Date of Degree

9-2018

Document Type

Dissertation

Degree Name

Ph.D.

Program

Philosophy

Advisor

Jesse Prinz

Committee Members

John Greenwood

Noël Carroll

Berit Brogaard

Subject Categories

Other Philosophy | Philosophy | Philosophy of Mind

Keywords

romantic love, emotion, sentiment, syndrome, rationality, love

Abstract

What kind of phenomenon is romantic love? Many philosophers, psychologists, and ordinary folk think it is an emotion. I challenge this assumption and argue instead that romantic love is best characterized as a syndrome ⎼ a pattern comprised of different kinds of mental states and behaviors that tend to co-occur. An examination of major emotion theories in philosophy and psychology demonstrates that romantic love does not fit into any of them.
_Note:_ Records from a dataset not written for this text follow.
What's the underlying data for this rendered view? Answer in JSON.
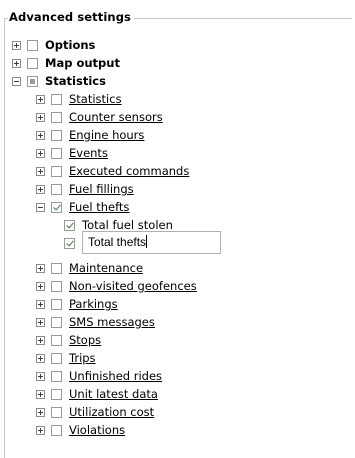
{
  "panel": {
    "title": "Advanced settings"
  },
  "tree": {
    "options": "Options",
    "map_output": "Map output",
    "statistics_group": "Statistics",
    "statistics": "Statistics",
    "counter_sensors": "Counter sensors",
    "engine_hours": "Engine hours",
    "events": "Events",
    "executed_commands": "Executed commands",
    "fuel_fillings": "Fuel fillings",
    "fuel_thefts": "Fuel thefts",
    "total_fuel_stolen": "Total fuel stolen",
    "total_thefts_value": "Total thefts",
    "maintenance": "Maintenance",
    "non_visited_geofences": "Non-visited geofences",
    "parkings": "Parkings",
    "sms_messages": "SMS messages",
    "stops": "Stops",
    "trips": "Trips",
    "unfinished_rides": "Unfinished rides",
    "unit_latest_data": "Unit latest data",
    "utilization_cost": "Utilization cost",
    "violations": "Violations"
  }
}
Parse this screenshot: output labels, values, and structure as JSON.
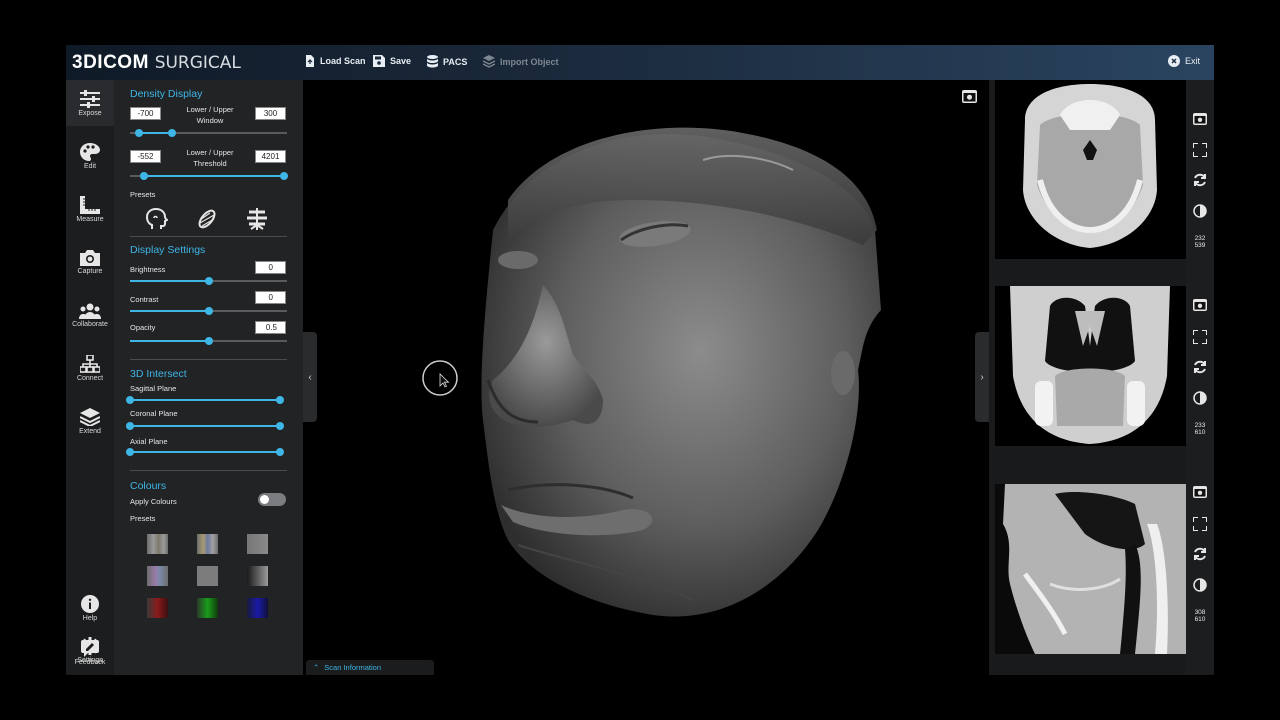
{
  "app": {
    "logo_bold": "3D",
    "logo_mid": "I",
    "logo_bold2": "COM",
    "logo_light": "SURGICAL"
  },
  "toolbar": {
    "load_scan": "Load Scan",
    "save": "Save",
    "pacs": "PACS",
    "import_object": "Import Object",
    "exit": "Exit"
  },
  "nav": [
    {
      "label": "Expose",
      "icon": "sliders-icon",
      "active": true
    },
    {
      "label": "Edit",
      "icon": "palette-icon"
    },
    {
      "label": "Measure",
      "icon": "ruler-icon"
    },
    {
      "label": "Capture",
      "icon": "camera-icon"
    },
    {
      "label": "Collaborate",
      "icon": "users-icon"
    },
    {
      "label": "Connect",
      "icon": "network-icon"
    },
    {
      "label": "Extend",
      "icon": "layers-icon"
    }
  ],
  "nav_bottom": [
    {
      "label": "Help",
      "icon": "info-icon"
    },
    {
      "label": "Settings",
      "icon": "gear-icon"
    },
    {
      "label": "Feedback",
      "icon": "feedback-icon"
    }
  ],
  "density": {
    "title": "Density Display",
    "window_label_1": "Lower / Upper",
    "window_label_2": "Window",
    "window_lower": "-700",
    "window_upper": "300",
    "threshold_label_1": "Lower / Upper",
    "threshold_label_2": "Threshold",
    "threshold_lower": "-552",
    "threshold_upper": "4201",
    "window_range": [
      0.06,
      0.27
    ],
    "threshold_range": [
      0.09,
      0.98
    ],
    "presets_label": "Presets",
    "preset_icons": [
      "head-icon",
      "muscle-icon",
      "spine-icon"
    ]
  },
  "display": {
    "title": "Display Settings",
    "brightness_label": "Brightness",
    "brightness": "0",
    "brightness_level": 0.5,
    "contrast_label": "Contrast",
    "contrast": "0",
    "contrast_level": 0.5,
    "opacity_label": "Opacity",
    "opacity": "0.5",
    "opacity_level": 0.5
  },
  "intersect": {
    "title": "3D Intersect",
    "sagittal": "Sagittal Plane",
    "coronal": "Coronal Plane",
    "axial": "Axial Plane",
    "sagittal_range": [
      0,
      1
    ],
    "coronal_range": [
      0,
      1
    ],
    "axial_range": [
      0,
      1
    ]
  },
  "colours": {
    "title": "Colours",
    "apply_label": "Apply Colours",
    "apply_on": false,
    "presets_label": "Presets",
    "swatches": [
      [
        "#8a8a8a",
        "#9a8a70",
        "#7a8aa0"
      ],
      [
        "#7a7a7a",
        "#8b8a9a",
        "#6f6f6f"
      ],
      [
        "#7a7a7a",
        "#8a70a0",
        "#5a5a5a"
      ],
      [
        "#707070",
        "#7c7c7c",
        "#3a3a3a"
      ],
      [
        "#8c1a1a",
        "#1a8c1a",
        "#1a1a9c"
      ]
    ]
  },
  "viewport": {
    "scan_information": "Scan Information"
  },
  "slices": [
    {
      "view": "axial",
      "min": "0",
      "max": "539",
      "level": 0.41,
      "counter_top": "232",
      "counter_bottom": "539"
    },
    {
      "view": "coronal",
      "min": "0",
      "max": "610",
      "level": 0.39,
      "counter_top": "233",
      "counter_bottom": "610"
    },
    {
      "view": "sagittal",
      "min": "0",
      "max": "610",
      "level": 0.5,
      "counter_top": "308",
      "counter_bottom": "610"
    }
  ],
  "colors": {
    "accent": "#3eb6e6",
    "panel": "#222325",
    "topbar": "#1b2a3c"
  }
}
Likewise, the commonly endorsed but increasingly controversial categories of basic and nonbasic emotions do not account for romantic love. While both culture and evolution have shaped the phenomenon of romantic love, the dominant evolutionary story about romantic love does not stand up to scrutiny; neither is romantic love simply a social construction. The norms of rationality we are accustomed to apply to standard emotions also fail to apply to it. This lends further support to the thesis that romantic love is not an emotion. The category of sentiments comes close to adequately capturing the nature of romantic love but still falls short in several crucial ways. Because romantic love is not intrinsically rational, moral, or prudent, the usual normative assumptions such as sexual and emotional exclusiveness made about it should be re-examined.